『花月新』⑤
《貴方は死亡しました》
《黄金の蘇生術を使用しますか?》
《サクリファイスドールを使用しますか?》
……『勝負にならない』。
そんな感想しか、出てこなかった。
黄金の蘇生術も使う気になれない程に、あっけない負け。
でも。
――俺は、嬉しかった。
やはり、兄は『最強』なのだと。
ゲームの中でも――それは、変わらない事。
憧れがそのまま――いや、もっと上の次元に居る事が、嬉しかった。
「……そのまま、聞いてくれないか。錦」
復活手段がある為決闘は終わらない。
『降参』を選択しようとした時……死体となった俺に、何時ものように優しい声を投げる兄。
でも――雰囲気は、なぜか悲しいモノだった。
「一昨日のこと。僕は、あるPK職プレイヤーに殺された」
「更に一週間前。決闘で負けた――もっと言えばRLを始めてから、何度も僕は殺された」
「僕より強い人ってさ、
つらつらと、兄は語る。
唐突なそれ。
最初は――脳が、理解を拒んでいた。
「……ごめんね、錦――僕は、君の思っている程に強くない」
「その眼差しはきっと……昔と同じ様、僕――『花月新』を、誰よりも強いと思ってくれている」
「でも――『違う』んだ」
その言葉が、針の様に俺の頭になだれ、突き刺していく。
言い様の無い感情が。
長らく溢れる事の無かったそれが――奥底から湧いてくる。
「それは、現実でも。この世界でも……」
「僕は、『花月新』は――」
「――『最強』じゃ、無いんだよ。
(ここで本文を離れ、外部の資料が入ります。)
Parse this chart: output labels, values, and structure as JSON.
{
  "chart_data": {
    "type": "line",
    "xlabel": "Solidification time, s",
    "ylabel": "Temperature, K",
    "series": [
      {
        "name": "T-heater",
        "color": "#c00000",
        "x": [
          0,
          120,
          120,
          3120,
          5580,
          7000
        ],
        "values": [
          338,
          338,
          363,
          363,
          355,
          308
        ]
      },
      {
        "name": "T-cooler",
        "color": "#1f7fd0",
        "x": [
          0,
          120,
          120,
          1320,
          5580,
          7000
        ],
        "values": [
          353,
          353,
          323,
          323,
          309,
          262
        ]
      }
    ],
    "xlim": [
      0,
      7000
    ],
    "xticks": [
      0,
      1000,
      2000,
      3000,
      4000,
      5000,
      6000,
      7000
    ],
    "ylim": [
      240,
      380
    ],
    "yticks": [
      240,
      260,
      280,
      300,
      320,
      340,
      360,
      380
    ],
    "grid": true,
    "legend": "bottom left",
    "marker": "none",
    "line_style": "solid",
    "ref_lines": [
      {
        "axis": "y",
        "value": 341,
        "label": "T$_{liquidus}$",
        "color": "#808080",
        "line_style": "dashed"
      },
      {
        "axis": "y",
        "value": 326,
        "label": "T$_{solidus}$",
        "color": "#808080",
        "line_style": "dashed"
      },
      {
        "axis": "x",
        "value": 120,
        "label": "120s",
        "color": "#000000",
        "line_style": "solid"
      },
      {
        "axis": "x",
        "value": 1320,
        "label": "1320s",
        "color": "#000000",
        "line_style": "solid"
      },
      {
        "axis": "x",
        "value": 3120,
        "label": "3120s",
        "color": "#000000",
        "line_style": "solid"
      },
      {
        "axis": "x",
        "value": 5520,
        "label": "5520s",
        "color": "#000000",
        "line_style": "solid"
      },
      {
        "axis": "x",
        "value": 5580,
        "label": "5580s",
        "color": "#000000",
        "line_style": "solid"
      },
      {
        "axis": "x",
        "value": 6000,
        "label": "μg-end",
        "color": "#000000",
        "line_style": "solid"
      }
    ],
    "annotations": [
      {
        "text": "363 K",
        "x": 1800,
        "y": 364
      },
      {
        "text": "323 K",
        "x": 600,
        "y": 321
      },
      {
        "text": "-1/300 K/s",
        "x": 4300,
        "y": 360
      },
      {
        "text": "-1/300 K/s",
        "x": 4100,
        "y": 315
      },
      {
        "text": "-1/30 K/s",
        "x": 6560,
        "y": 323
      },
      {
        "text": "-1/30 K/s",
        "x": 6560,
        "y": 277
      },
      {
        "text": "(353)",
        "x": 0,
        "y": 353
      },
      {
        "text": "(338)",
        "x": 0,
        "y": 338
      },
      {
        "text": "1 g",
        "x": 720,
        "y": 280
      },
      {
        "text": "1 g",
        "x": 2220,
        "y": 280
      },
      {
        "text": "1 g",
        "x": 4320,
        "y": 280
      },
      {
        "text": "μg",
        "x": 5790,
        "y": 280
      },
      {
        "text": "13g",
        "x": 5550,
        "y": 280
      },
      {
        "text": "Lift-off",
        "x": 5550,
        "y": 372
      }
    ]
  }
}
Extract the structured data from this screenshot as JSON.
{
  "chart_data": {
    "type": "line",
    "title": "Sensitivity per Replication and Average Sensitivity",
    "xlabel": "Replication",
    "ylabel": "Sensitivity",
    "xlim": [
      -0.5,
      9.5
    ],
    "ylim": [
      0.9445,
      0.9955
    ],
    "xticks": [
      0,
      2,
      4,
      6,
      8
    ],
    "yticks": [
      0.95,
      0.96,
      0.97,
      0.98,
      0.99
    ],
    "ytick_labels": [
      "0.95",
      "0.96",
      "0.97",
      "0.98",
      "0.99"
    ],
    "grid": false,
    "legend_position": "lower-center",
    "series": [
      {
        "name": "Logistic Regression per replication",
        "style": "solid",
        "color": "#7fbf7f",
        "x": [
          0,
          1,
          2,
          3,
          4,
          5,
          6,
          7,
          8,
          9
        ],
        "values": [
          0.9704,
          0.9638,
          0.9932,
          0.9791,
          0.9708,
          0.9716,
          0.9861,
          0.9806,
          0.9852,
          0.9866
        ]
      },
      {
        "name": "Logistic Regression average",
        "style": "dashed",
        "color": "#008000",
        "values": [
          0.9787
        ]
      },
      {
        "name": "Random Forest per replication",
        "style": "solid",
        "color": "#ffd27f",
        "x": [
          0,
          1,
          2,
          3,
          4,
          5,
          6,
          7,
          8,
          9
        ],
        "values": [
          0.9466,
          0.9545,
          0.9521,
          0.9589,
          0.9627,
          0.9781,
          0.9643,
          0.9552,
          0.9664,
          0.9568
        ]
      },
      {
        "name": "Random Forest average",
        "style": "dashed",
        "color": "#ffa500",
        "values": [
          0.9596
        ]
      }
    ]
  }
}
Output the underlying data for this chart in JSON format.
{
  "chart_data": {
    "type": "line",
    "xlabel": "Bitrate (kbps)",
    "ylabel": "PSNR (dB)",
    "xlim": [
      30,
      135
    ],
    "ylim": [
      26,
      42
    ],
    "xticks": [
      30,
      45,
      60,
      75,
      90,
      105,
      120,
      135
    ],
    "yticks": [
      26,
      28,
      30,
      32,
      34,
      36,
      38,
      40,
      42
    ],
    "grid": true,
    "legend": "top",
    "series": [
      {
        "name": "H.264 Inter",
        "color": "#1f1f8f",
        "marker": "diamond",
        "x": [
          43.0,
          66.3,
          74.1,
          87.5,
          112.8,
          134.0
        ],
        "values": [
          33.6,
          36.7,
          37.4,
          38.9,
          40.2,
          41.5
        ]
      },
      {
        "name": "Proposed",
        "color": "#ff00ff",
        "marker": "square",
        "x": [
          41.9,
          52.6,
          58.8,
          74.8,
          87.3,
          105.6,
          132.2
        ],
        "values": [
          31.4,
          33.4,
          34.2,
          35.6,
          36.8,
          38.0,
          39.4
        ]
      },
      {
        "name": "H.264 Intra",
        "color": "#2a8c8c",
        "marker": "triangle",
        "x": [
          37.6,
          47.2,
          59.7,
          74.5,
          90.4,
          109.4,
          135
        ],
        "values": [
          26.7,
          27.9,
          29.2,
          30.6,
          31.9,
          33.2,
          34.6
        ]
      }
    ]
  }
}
錦」
兄さんの絞り出すかのようなその声。
……これは、俺の我儘だ。
彼が――自分の中で、一番強いという事。
だから。
兄さんにはそれは、一番言ってほしくなかった言葉だった。
例え、それが現実でも、ゲームであったとしても。
『花月新』は――俺が最も憧れる人物だから。
子供の頃からずっと、それだけは変わらなかったモノだったから。
《黄金の蘇生術を使用します》
《152142Gを消費しました》
《体力が一定値以下となった為、黒の変質が発動します》
「……なあ、兄さん」
「っ!……何だい?」
黄金の霧が晴れていく中で、俺の身体は復活していく。
きっと、俺の声は震えているんだろう。
大の大人が、みっともない。
いい年こいたサラリーマンが、言っていい台詞じゃない事は分かってる。
でも――
「……例え兄さんが、何と言おうとさ――」
『変質』していく魂斧を握り込む。
目線を彼に。脚を前へ。
変わってしまった兄に、俺は刃を静かに向けた。
「俺の中で、『最強』は――」
「今も昔も……変わりなく、あんたなんだ」
「だから、二度と――そんな事言わないでくれ!!」
子供のような我儘。
それを吐いた後、俺は地面を蹴った。
やり場のない衝動に――震える拳を抑える為に。
「――ッ!!」
変質が終わった『魂斧』……刀を構えて。
「……っ!」
「らあああああ!」
叫んで、兄へと距離を詰める。
このまま、『普通』の攻撃をしても――きっと通らない。
だから……そのまま、俺は『投げた』。
斧と刀。前者は投擲の予想が出来るが、後者はあまり想像出来ないだろう。
特に――『侍』である彼ならば。
「な――っ!『抜刀』――」
「ぐッ……」
至近距離、交錯。
不意を突いた俺の一投は、兄さんの足に到達し切り裂いた。
同時に――神速の居合が俺の首を襲う。
「本当に、ごめん……錦」
背後。
そんな悲しそうな声を聞きながら、俺は倒れる。
《貴方は死亡しました》
《サクリファイスドールを使用しますか?》
ハンデのおかげだろう、兄の体力は半分程まで減っていた。
それでも――死んでしまっては意味が無いが。
「……会えてよかったよ、『錦』――じゃあね」
小さなその声。
その台詞は、真意か嘘か。
倒れる俺にそう言って、兄さんは離れていく。
ドールを使う気力も、降参を選択する気も起きず、俺は地面に寝そべったまま。
今は、何もしたくない。
今は――何も考えたくない。
《対戦者が場外へと退場しました》
《アラタ様との決闘に勝利しました》
兄との決闘は、そのアナウンスで終幕を下したのだった。